Sikap dingin Ambar membuat Rahayu yakin, jika ada yang tak beres dengan hubungan mereka. Namun, wanita paruh baya itu memilih bungkam, menunggu sampai salah satu dari mereka membuka pembicaraan.

"Bunda, aku sudah selesai. Temani aku yuk," pinta Alif diluar kebiasaannya. Ambar menatap buah hatinya itu dengan tatapan sendu. 

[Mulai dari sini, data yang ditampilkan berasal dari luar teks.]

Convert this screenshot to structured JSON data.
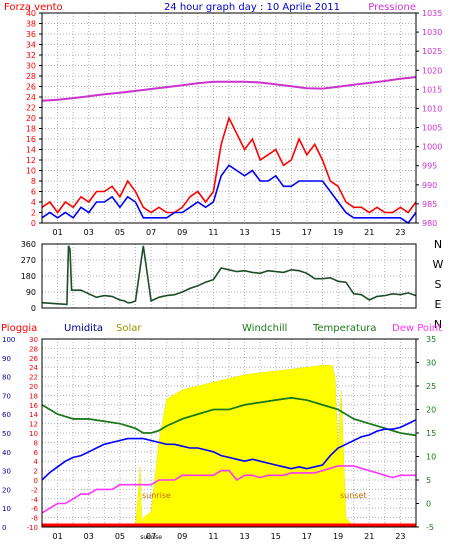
{
  "title": "24 hour graph day : 10 Aprile 2011",
  "colors": {
    "wind": "#ff0000",
    "gust": "#0000ff",
    "pressure": "#cc33cc",
    "direction": "#1e4d2b",
    "humidity": "#0000ff",
    "solar": "#ffff00",
    "windchill": "#1a7a1a",
    "temperature": "#1a7a1a",
    "dewpoint": "#ff33ff",
    "rain": "#ff0000",
    "grid": "#b0b0b0"
  },
  "x_ticks": [
    "01",
    "03",
    "05",
    "07",
    "09",
    "11",
    "13",
    "15",
    "17",
    "19",
    "21",
    "23"
  ],
  "chart_data": [
    {
      "type": "line",
      "left_label": "Forza vento",
      "right_label": "Pressione",
      "x_range": [
        0,
        24
      ],
      "ylim": [
        0,
        40
      ],
      "y_ticks": [
        0,
        2,
        4,
        6,
        8,
        10,
        12,
        14,
        16,
        18,
        20,
        22,
        24,
        26,
        28,
        30,
        32,
        34,
        36,
        38,
        40
      ],
      "right_ylim": [
        980,
        1035
      ],
      "right_ticks": [
        980,
        985,
        990,
        995,
        1000,
        1005,
        1010,
        1015,
        1020,
        1025,
        1030,
        1035
      ],
      "series": [
        {
          "key": "wind",
          "axis": "left",
          "x": [
            0,
            0.5,
            1,
            1.5,
            2,
            2.5,
            3,
            3.5,
            4,
            4.5,
            5,
            5.5,
            6,
            6.5,
            7,
            7.5,
            8,
            8.5,
            9,
            9.5,
            10,
            10.5,
            11,
            11.5,
            12,
            12.5,
            13,
            13.5,
            14,
            14.5,
            15,
            15.5,
            16,
            16.5,
            17,
            17.5,
            18,
            18.5,
            19,
            19.5,
            20,
            20.5,
            21,
            21.5,
            22,
            22.5,
            23,
            23.5,
            24
          ],
          "values": [
            3,
            4,
            2,
            4,
            3,
            5,
            4,
            6,
            6,
            7,
            5,
            8,
            6,
            3,
            2,
            3,
            2,
            2,
            3,
            5,
            6,
            4,
            6,
            15,
            20,
            17,
            14,
            16,
            12,
            13,
            14,
            11,
            12,
            16,
            13,
            15,
            12,
            8,
            7,
            4,
            3,
            3,
            2,
            3,
            2,
            2,
            3,
            2,
            4
          ]
        },
        {
          "key": "gust",
          "axis": "left",
          "x": [
            0,
            0.5,
            1,
            1.5,
            2,
            2.5,
            3,
            3.5,
            4,
            4.5,
            5,
            5.5,
            6,
            6.5,
            7,
            7.5,
            8,
            8.5,
            9,
            9.5,
            10,
            10.5,
            11,
            11.5,
            12,
            12.5,
            13,
            13.5,
            14,
            14.5,
            15,
            15.5,
            16,
            16.5,
            17,
            17.5,
            18,
            18.5,
            19,
            19.5,
            20,
            20.5,
            21,
            21.5,
            22,
            22.5,
            23,
            23.5,
            24
          ],
          "values": [
            1,
            2,
            1,
            2,
            1,
            3,
            2,
            4,
            4,
            5,
            3,
            5,
            4,
            1,
            1,
            1,
            1,
            2,
            2,
            3,
            4,
            3,
            4,
            9,
            11,
            10,
            9,
            10,
            8,
            8,
            9,
            7,
            7,
            8,
            8,
            8,
            8,
            6,
            4,
            2,
            1,
            1,
            1,
            1,
            1,
            1,
            1,
            0,
            2
          ]
        },
        {
          "key": "pressure",
          "axis": "right",
          "x": [
            0,
            1,
            2,
            3,
            4,
            5,
            6,
            7,
            8,
            9,
            10,
            11,
            12,
            13,
            14,
            15,
            16,
            17,
            18,
            19,
            20,
            21,
            22,
            23,
            24
          ],
          "values": [
            1012,
            1012.3,
            1012.7,
            1013.2,
            1013.7,
            1014.1,
            1014.6,
            1015.1,
            1015.6,
            1016.1,
            1016.6,
            1017,
            1017,
            1017,
            1016.8,
            1016.3,
            1015.8,
            1015.3,
            1015.2,
            1015.7,
            1016.2,
            1016.7,
            1017.2,
            1017.8,
            1018.2
          ]
        }
      ]
    },
    {
      "type": "line",
      "right_label": "N W S E N",
      "x_range": [
        0,
        24
      ],
      "ylim": [
        0,
        360
      ],
      "y_ticks": [
        0,
        90,
        180,
        270,
        360
      ],
      "series": [
        {
          "key": "direction",
          "x": [
            0,
            0.8,
            1.6,
            1.7,
            1.8,
            1.9,
            2.5,
            3,
            3.5,
            4,
            4.5,
            5,
            5.3,
            5.5,
            5.7,
            6,
            6.5,
            7,
            7.5,
            8,
            8.5,
            9,
            9.5,
            10,
            10.5,
            11,
            11.5,
            12,
            12.5,
            13,
            13.5,
            14,
            14.5,
            15,
            15.5,
            16,
            16.5,
            17,
            17.5,
            18,
            18.5,
            19,
            19.5,
            20,
            20.5,
            21,
            21.5,
            22,
            22.5,
            23,
            23.5,
            24
          ],
          "values": [
            30,
            25,
            20,
            350,
            330,
            100,
            100,
            80,
            60,
            70,
            65,
            45,
            40,
            30,
            30,
            40,
            350,
            40,
            60,
            70,
            75,
            90,
            110,
            125,
            145,
            160,
            225,
            215,
            205,
            210,
            200,
            195,
            210,
            205,
            200,
            215,
            210,
            195,
            165,
            165,
            170,
            150,
            145,
            80,
            75,
            45,
            65,
            70,
            80,
            75,
            85,
            70
          ]
        }
      ]
    },
    {
      "type": "line",
      "labels": {
        "rain": "Pioggia",
        "humidity": "Umidita",
        "solar": "Solar",
        "windchill": "Windchill",
        "temperature": "Temperatura",
        "dewpoint": "Dew Point"
      },
      "annotations": {
        "sunrise": "sunrise",
        "sunset": "sunset"
      },
      "x_range": [
        0,
        24
      ],
      "humidity_ticks": [
        0,
        10,
        20,
        30,
        40,
        50,
        60,
        70,
        80,
        90,
        100
      ],
      "left_ylim": [
        -10,
        30
      ],
      "left_ticks": [
        -10,
        -8,
        -6,
        -4,
        -2,
        0,
        2,
        4,
        6,
        8,
        10,
        12,
        14,
        16,
        18,
        20,
        22,
        24,
        26,
        28,
        30
      ],
      "right_ylim": [
        -5,
        35
      ],
      "right_ticks": [
        -5,
        0,
        5,
        10,
        15,
        20,
        25,
        30,
        35
      ],
      "series": [
        {
          "key": "solar",
          "axis": "humidity",
          "fill": true,
          "x": [
            6,
            6.3,
            6.4,
            6.5,
            7,
            7.5,
            8,
            9,
            10,
            11,
            12,
            13,
            14,
            15,
            16,
            17,
            18,
            18.6,
            18.8,
            19,
            19.2,
            19.5,
            20
          ],
          "values": [
            0,
            32,
            0,
            5,
            8,
            45,
            68,
            73,
            75,
            77,
            79,
            81,
            82,
            83,
            84,
            85,
            86,
            86,
            80,
            40,
            73,
            5,
            0
          ]
        },
        {
          "key": "windchill",
          "axis": "right",
          "x": [
            0,
            1,
            2,
            3,
            4,
            5,
            6,
            6.5,
            7,
            7.5,
            8,
            9,
            10,
            11,
            12,
            13,
            14,
            15,
            16,
            17,
            18,
            19,
            20,
            21,
            22,
            23,
            24
          ],
          "values": [
            21,
            19,
            18,
            18,
            17.5,
            17,
            16,
            15,
            15,
            15.5,
            16.5,
            18,
            19,
            20,
            20,
            21,
            21.5,
            22,
            22.5,
            22,
            21,
            20,
            18,
            17,
            16,
            15,
            14.5
          ]
        },
        {
          "key": "temperature",
          "axis": "right",
          "x": [
            0,
            1,
            2,
            3,
            4,
            5,
            6,
            6.5,
            7,
            7.5,
            8,
            9,
            10,
            11,
            12,
            13,
            14,
            15,
            16,
            17,
            18,
            19,
            20,
            21,
            22,
            23,
            24
          ],
          "values": [
            21,
            19,
            18,
            18,
            17.5,
            17,
            16,
            15,
            15,
            15.5,
            16.5,
            18,
            19,
            20,
            20,
            21,
            21.5,
            22,
            22.5,
            22,
            21,
            20,
            18,
            17,
            16,
            15,
            14.5
          ]
        },
        {
          "key": "humidity",
          "axis": "humidity",
          "x": [
            0,
            0.5,
            1,
            1.5,
            2,
            2.5,
            3,
            3.5,
            4,
            4.5,
            5,
            5.5,
            6,
            6.5,
            7,
            7.5,
            8,
            8.5,
            9,
            9.5,
            10,
            10.5,
            11,
            11.5,
            12,
            12.5,
            13,
            13.5,
            14,
            14.5,
            15,
            15.5,
            16,
            16.5,
            17,
            17.5,
            18,
            18.5,
            19,
            19.5,
            20,
            20.5,
            21,
            21.5,
            22,
            22.5,
            23,
            23.5,
            24
          ],
          "values": [
            25,
            29,
            32,
            35,
            37,
            38,
            40,
            42,
            44,
            45,
            46,
            47,
            47,
            47,
            46,
            45,
            44,
            44,
            43,
            42,
            42,
            41,
            40,
            38,
            37,
            36,
            35,
            36,
            35,
            34,
            33,
            32,
            31,
            32,
            31,
            32,
            33,
            38,
            42,
            44,
            46,
            48,
            49,
            51,
            52,
            52,
            53,
            55,
            57
          ]
        },
        {
          "key": "dewpoint",
          "axis": "left",
          "x": [
            0,
            0.5,
            1,
            1.5,
            2,
            2.5,
            3,
            3.5,
            4,
            4.5,
            5,
            5.5,
            6,
            6.5,
            7,
            7.5,
            8,
            8.5,
            9,
            9.5,
            10,
            10.5,
            11,
            11.5,
            12,
            12.5,
            13,
            13.5,
            14,
            14.5,
            15,
            15.5,
            16,
            16.5,
            17,
            17.5,
            18,
            18.5,
            19,
            19.5,
            20,
            20.5,
            21,
            21.5,
            22,
            22.5,
            23,
            23.5,
            24
          ],
          "values": [
            -7,
            -6,
            -5,
            -5,
            -4,
            -3,
            -3,
            -2,
            -2,
            -2,
            -1,
            -1,
            -1,
            -1,
            -1,
            0,
            0,
            0,
            1,
            1,
            1,
            1,
            1,
            2,
            2,
            0,
            1,
            1,
            0.5,
            1,
            1,
            1,
            1.5,
            1.5,
            1.5,
            1.5,
            2,
            2.5,
            3,
            3,
            3,
            2.5,
            2,
            1.5,
            1,
            0.5,
            1,
            1,
            1
          ]
        },
        {
          "key": "rain",
          "axis": "humidity",
          "x": [
            0,
            24
          ],
          "values": [
            0,
            0
          ]
        }
      ]
    }
  ]
}
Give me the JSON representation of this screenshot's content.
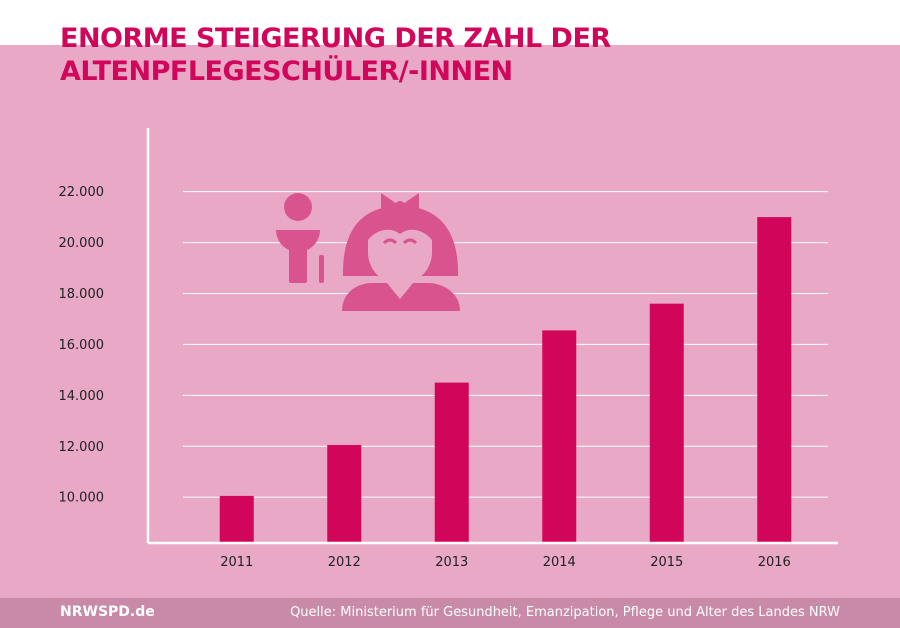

"Ok, Mbak Fitri. Tolong nanti dibereskan ya. Yuk, salim sama Nenek dulu," sahut Ambar sambil tersenyum, sementara tangannya mengelus rambut putranya.

Bocah itu menurut, dia meraih tangan keriput sang nenek, lalu menciumnya dengan takzim. "Alif udah ngantuk?" tanya Rahayu sebelum melepaskan tangan mungil cucunya. Alif hanya mengangguk mengiyakan.

"Waktunya tidur siang, Bu," ucap Ambar dengan suara pelan.

Tak ada tegur atau tanya dari Ambar ketika dia bersimpangan dengan Rudi. Bahkan, menatap pun dia enggan. Rudi yang tak tahu dan tak merasa bersalah juga melakukan hal yang sama. 

"Siapa, Rud?" tanya Rahayu yang masih bisa di dengar oleh Ambar.

"Em, salah satu karyawan kantor, Bu. Em, ada laporan penting yang harus ditandatangani," sahutnya berbohong, membuat bibir Rahayu tersenyum. Rudi lupa dengan siapa dia berbicara, wanita yang telah sembilan bulan mengandungnya, wanita yang selama dua tahun berbagi gizi dan makanan dengannya. Wanita yang sudah hapal tabiat dan karakternya. Dari situ Rahayu tahu, jika putranya sudah tidak jujur.

Rudi tak melanjutkan makannya, dia hanya meneguk sisa air dalam gelasnya.

"Alif tadi mau ke mana ya?" Rudi bergumam, berharap ibunya mendengar dan memberi tahunya hendak ke mana anak dan istrinya tadi.

"Alif minta ditemani tidur, paling mereka ada di kamar Alif," sahut Rahayu. 

Rudi mengangguk, "aku nyusul mereka ya, Bu," ucapnya setelah itu lelaki pemilik alis tebal itu segera beranjak dari tempatnya berdiri.

"Taruh saja di situ, Bu. Nanti biar aku yang nyuci," cegah Fitri saat melihat Rahayu hendak mencuci piring bekasnya.

"Kamu bereskan lainnya. Wong piring bekas sendiri kok ndak mau nyuci."

Fitri hanya bisa nyengir mendengar ocehan Rahayu. Bertetangga semenjak dia lahir membuatnya hapal dengan karakter wanita yang gemar memakai daster batik itu.

"Nanti kalau sudah selesai, kamu istirahat saja di kamar tadi. Maaf loh ya, jadi merepotkan kamu," ucap Rahayu terdengar tulus.

"Halah, Ibu ini ngomong apa sih," sahut Fitri membuat Rahayu terkekeh sambil melangkah meninggalkan Fitri yang sibuk membereskan meja makan.

Lagi-lagi Rudi kecewa karena tidak bisa masuk ke kamar Alif, dia benar-benar frustasi menghadapi sikap istrinya yang sudah sangat berubah. 

"Kenapa, Rud?" tanya Rahayu setelah melihat putranya itu nampak kesal.

"Ndak ada apa-apa, Bu." Rudi urung melangkah setelah terdengar anak kunci diputar.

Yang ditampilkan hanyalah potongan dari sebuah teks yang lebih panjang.